Keresahan serupa dirasakan Rusdi Mulyadi (35), warga Depok yang berprofesi sebagai guru swasta di Jakarta Selatan. Polusi mengharuskannya untuk tetap mengenakan masker terutama saat berada di luar ruangan. Hal itu membuatnya risih, apalagi anak-anak. Ia dan istrinya bahkan kesulitan untuk mengawasi anaknya untuk tetap mengenakan masker jika berada di luar ruangan.
Rusdi pun merasa aneh dengan imbauan pemerintah terkait protokol kesehatan 6M dan 1S yang meliputi memeriksa kualitas udara, mengurangi aktivitas luar ruangan, menggunakan penjernih udara dalam ruangan, menghindari sumber polusi, memakai masker saat polusi udara tinggi, menerapkan perilaku hidup bersih dan sehat, serta segera berkonsultasi dengan tenaga kesehatan jika muncul keluhan pernapasan.
”Kita saja merasakan banget udara tidak nyaman. Saya kadang sesak, enggak enak. Prokes itu tidak bisa diterapkan pada semua warga. Gimana caranya mengurangi aktivitas luar ruangan? Enggak kerja maksudnya dan dapat kompensasi? Lalu, penjernih udara dalam ruangan. Itu alatnya gratis, mau dikasih gratis ke setiap rumah? dan mengindari sumber polusi. Lah, kita tinggal sudah dikelilingi polusi, kok,” kata ayah satu anak itu kesal.

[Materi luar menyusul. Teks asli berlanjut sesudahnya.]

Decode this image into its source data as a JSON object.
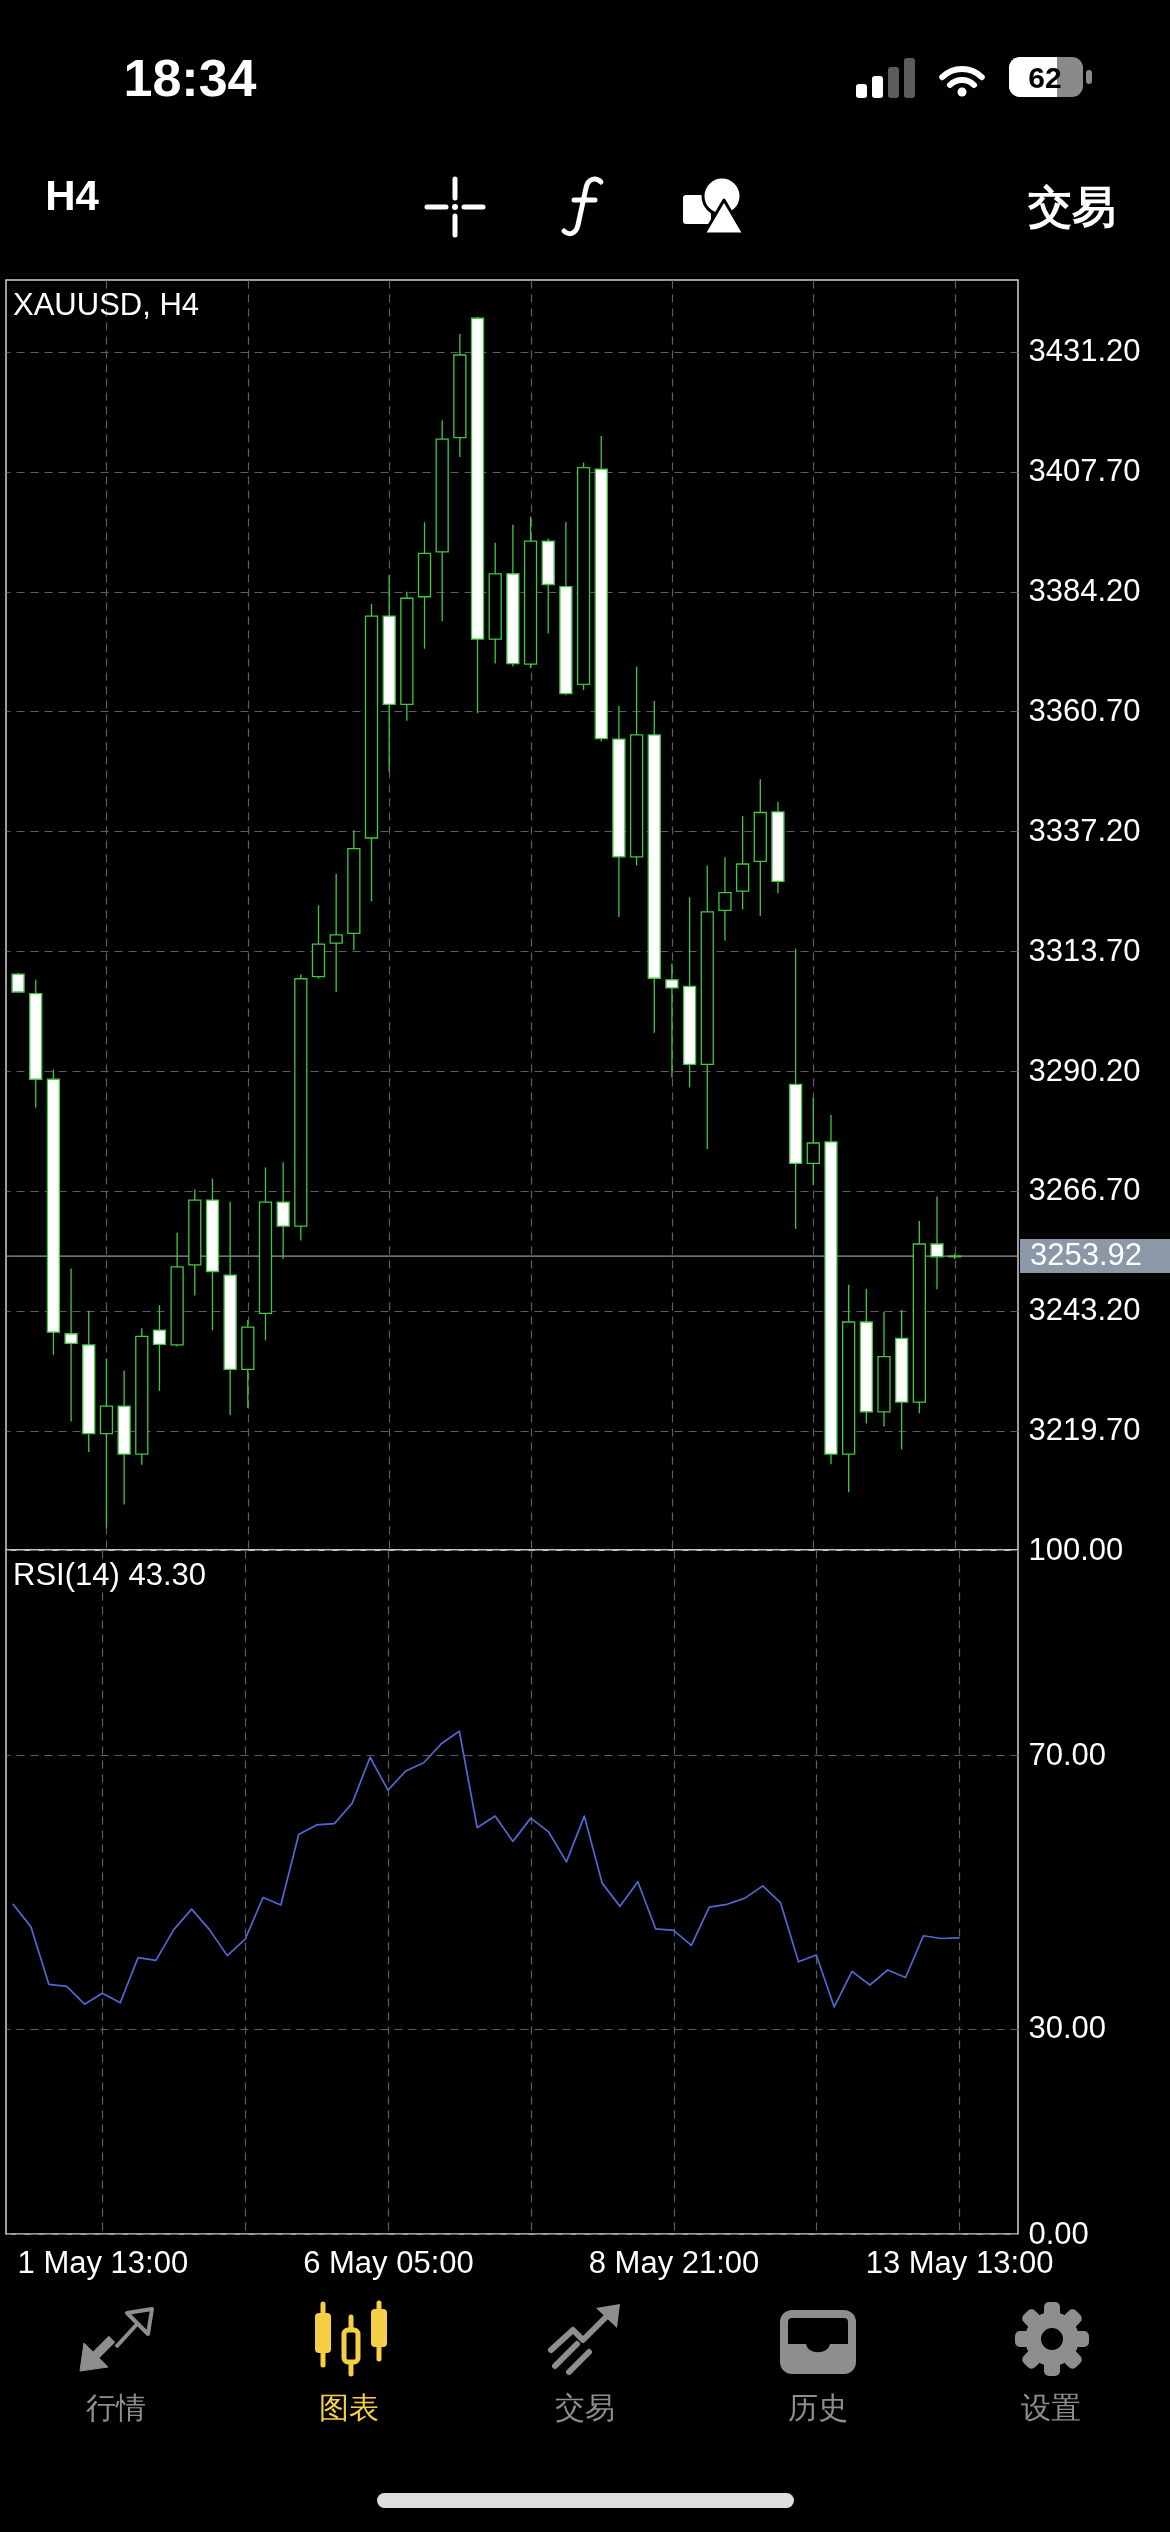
{
  "chart_data": [
    {
      "type": "candlestick",
      "title": "XAUUSD, H4",
      "color": "#42c742",
      "categories": [
        null,
        null,
        null,
        null,
        null,
        "1 May 13:00",
        null,
        null,
        null,
        null,
        null,
        null,
        null,
        null,
        null,
        null,
        null,
        null,
        null,
        null,
        null,
        "6 May 05:00",
        null,
        null,
        null,
        null,
        null,
        null,
        null,
        null,
        null,
        null,
        null,
        null,
        null,
        null,
        null,
        "8 May 21:00",
        null,
        null,
        null,
        null,
        null,
        null,
        null,
        null,
        null,
        null,
        null,
        null,
        null,
        null,
        null,
        "13 May 13:00"
      ],
      "ohlc": [
        [
          3309.2,
          3309.5,
          3305.5,
          3305.7
        ],
        [
          3305.4,
          3308.1,
          3283.0,
          3288.6
        ],
        [
          3288.6,
          3290.5,
          3234.6,
          3239.0
        ],
        [
          3238.7,
          3251.5,
          3221.5,
          3236.8
        ],
        [
          3236.5,
          3243.2,
          3215.5,
          3219.1
        ],
        [
          3219.1,
          3233.8,
          3200.7,
          3224.5
        ],
        [
          3224.5,
          3231.5,
          3205.2,
          3215.1
        ],
        [
          3215.1,
          3239.8,
          3213.0,
          3238.2
        ],
        [
          3239.4,
          3244.3,
          3227.5,
          3236.6
        ],
        [
          3236.5,
          3258.5,
          3236.2,
          3251.8
        ],
        [
          3252.2,
          3267.0,
          3246.2,
          3264.9
        ],
        [
          3264.9,
          3269.1,
          3239.4,
          3250.9
        ],
        [
          3250.2,
          3264.6,
          3222.7,
          3231.7
        ],
        [
          3231.7,
          3241.4,
          3224.2,
          3240.0
        ],
        [
          3242.7,
          3271.3,
          3237.4,
          3264.5
        ],
        [
          3264.5,
          3272.3,
          3253.4,
          3259.8
        ],
        [
          3259.8,
          3309.2,
          3257.0,
          3308.3
        ],
        [
          3308.7,
          3322.7,
          3308.3,
          3315.1
        ],
        [
          3315.3,
          3328.9,
          3305.7,
          3316.9
        ],
        [
          3317.2,
          3337.4,
          3313.9,
          3333.8
        ],
        [
          3335.9,
          3381.8,
          3323.5,
          3379.4
        ],
        [
          3379.4,
          3387.4,
          3348.9,
          3362.1
        ],
        [
          3362.1,
          3384.2,
          3358.9,
          3382.9
        ],
        [
          3383.2,
          3397.8,
          3373.0,
          3391.7
        ],
        [
          3392.0,
          3417.8,
          3378.4,
          3414.1
        ],
        [
          3414.4,
          3434.7,
          3410.6,
          3430.6
        ],
        [
          3437.8,
          3438.1,
          3360.4,
          3374.9
        ],
        [
          3374.9,
          3393.8,
          3370.1,
          3387.7
        ],
        [
          3387.7,
          3397.3,
          3369.5,
          3370.1
        ],
        [
          3370.0,
          3398.9,
          3369.2,
          3394.1
        ],
        [
          3394.1,
          3394.6,
          3376.0,
          3385.6
        ],
        [
          3385.2,
          3397.8,
          3363.9,
          3364.2
        ],
        [
          3366.0,
          3409.5,
          3364.9,
          3408.5
        ],
        [
          3408.2,
          3414.7,
          3354.8,
          3355.4
        ],
        [
          3355.3,
          3361.8,
          3320.4,
          3332.2
        ],
        [
          3332.2,
          3369.5,
          3330.5,
          3356.1
        ],
        [
          3356.1,
          3362.8,
          3297.7,
          3308.4
        ],
        [
          3308.1,
          3311.3,
          3288.9,
          3306.5
        ],
        [
          3306.8,
          3324.3,
          3287.0,
          3291.5
        ],
        [
          3291.5,
          3330.5,
          3274.9,
          3321.4
        ],
        [
          3321.7,
          3332.1,
          3315.8,
          3325.2
        ],
        [
          3325.5,
          3340.2,
          3321.9,
          3330.8
        ],
        [
          3331.3,
          3347.4,
          3320.6,
          3340.9
        ],
        [
          3341.0,
          3343.0,
          3325.0,
          3327.4
        ],
        [
          3287.6,
          3314.2,
          3259.3,
          3272.1
        ],
        [
          3272.1,
          3284.9,
          3267.8,
          3276.1
        ],
        [
          3276.3,
          3281.6,
          3213.1,
          3215.1
        ],
        [
          3215.1,
          3248.3,
          3207.6,
          3241.0
        ],
        [
          3241.0,
          3247.5,
          3221.1,
          3223.4
        ],
        [
          3223.4,
          3243.0,
          3220.5,
          3234.2
        ],
        [
          3237.8,
          3243.4,
          3216.0,
          3225.3
        ],
        [
          3225.3,
          3260.8,
          3223.1,
          3256.3
        ],
        [
          3256.3,
          3265.6,
          3247.4,
          3253.8
        ],
        [
          3253.8,
          3254.4,
          3253.3,
          3253.92
        ]
      ],
      "ylim": [
        3196.3,
        3445.3
      ],
      "yticks": [
        {
          "value": 3219.7,
          "label": "3219.70"
        },
        {
          "value": 3243.2,
          "label": "3243.20"
        },
        {
          "value": 3266.7,
          "label": "3266.70"
        },
        {
          "value": 3290.2,
          "label": "3290.20"
        },
        {
          "value": 3313.7,
          "label": "3313.70"
        },
        {
          "value": 3337.2,
          "label": "3337.20"
        },
        {
          "value": 3360.7,
          "label": "3360.70"
        },
        {
          "value": 3384.2,
          "label": "3384.20"
        },
        {
          "value": 3407.7,
          "label": "3407.70"
        },
        {
          "value": 3431.2,
          "label": "3431.20"
        }
      ],
      "grid": true,
      "tick_labels": "y",
      "ref_lines": [
        {
          "axis": "y",
          "value": 3253.92,
          "label": "3253.92",
          "color": "#8a98a8"
        }
      ],
      "annotations": [
        "18:34",
        "62",
        "H4",
        "交易",
        "行情",
        "图表",
        "交易",
        "历史",
        "设置"
      ]
    },
    {
      "type": "line",
      "title": "RSI(14) 43.30",
      "categories": [
        null,
        null,
        null,
        null,
        null,
        "1 May 13:00",
        null,
        null,
        null,
        null,
        null,
        null,
        null,
        null,
        null,
        null,
        null,
        null,
        null,
        null,
        null,
        "6 May 05:00",
        null,
        null,
        null,
        null,
        null,
        null,
        null,
        null,
        null,
        null,
        null,
        null,
        null,
        null,
        null,
        "8 May 21:00",
        null,
        null,
        null,
        null,
        null,
        null,
        null,
        null,
        null,
        null,
        null,
        null,
        null,
        null,
        null,
        "13 May 13:00"
      ],
      "series": [
        {
          "color": "#5068d2",
          "values": [
            48.2,
            44.9,
            36.5,
            36.2,
            33.6,
            35.2,
            33.8,
            40.4,
            40.0,
            44.5,
            47.5,
            44.5,
            40.7,
            43.1,
            49.2,
            48.1,
            58.4,
            59.8,
            60.0,
            63.0,
            69.7,
            64.9,
            67.7,
            68.9,
            71.7,
            73.5,
            59.4,
            61.1,
            57.4,
            60.8,
            58.8,
            54.4,
            61.1,
            51.3,
            47.9,
            51.5,
            44.6,
            44.4,
            42.2,
            47.8,
            48.2,
            49.1,
            50.9,
            48.4,
            39.8,
            40.8,
            33.2,
            38.4,
            36.4,
            38.6,
            37.5,
            43.6,
            43.2,
            43.3
          ]
        }
      ],
      "ylim": [
        0,
        100
      ],
      "yticks": [
        {
          "value": 0,
          "label": "0.00"
        },
        {
          "value": 30,
          "label": "30.00"
        },
        {
          "value": 70,
          "label": "70.00"
        },
        {
          "value": 100,
          "label": "100.00"
        }
      ],
      "grid": true
    }
  ]
}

Baca juga: Polusi Udara Picu Lonjakan Kasus ISPA
Rusdi menilai, pemerintah pusat dan daerah di Jabodetabek tidak sanggup bahkan gagal mengatasi polusi udara tinggi yang telah terjadi beberapa bulan terakhir dan belum ada tanda perbaikan kualitas udara. Cuaca atau kemarau seharusnya tidak masuk dalam alasan kualitas udara jelek.
”Lebih baik atasi akar masalahnya apa. Masalah alam jangan diatur. Yang diatur kenapa bisa polusi sampai pekat itu dari ulah manusia,” katanya.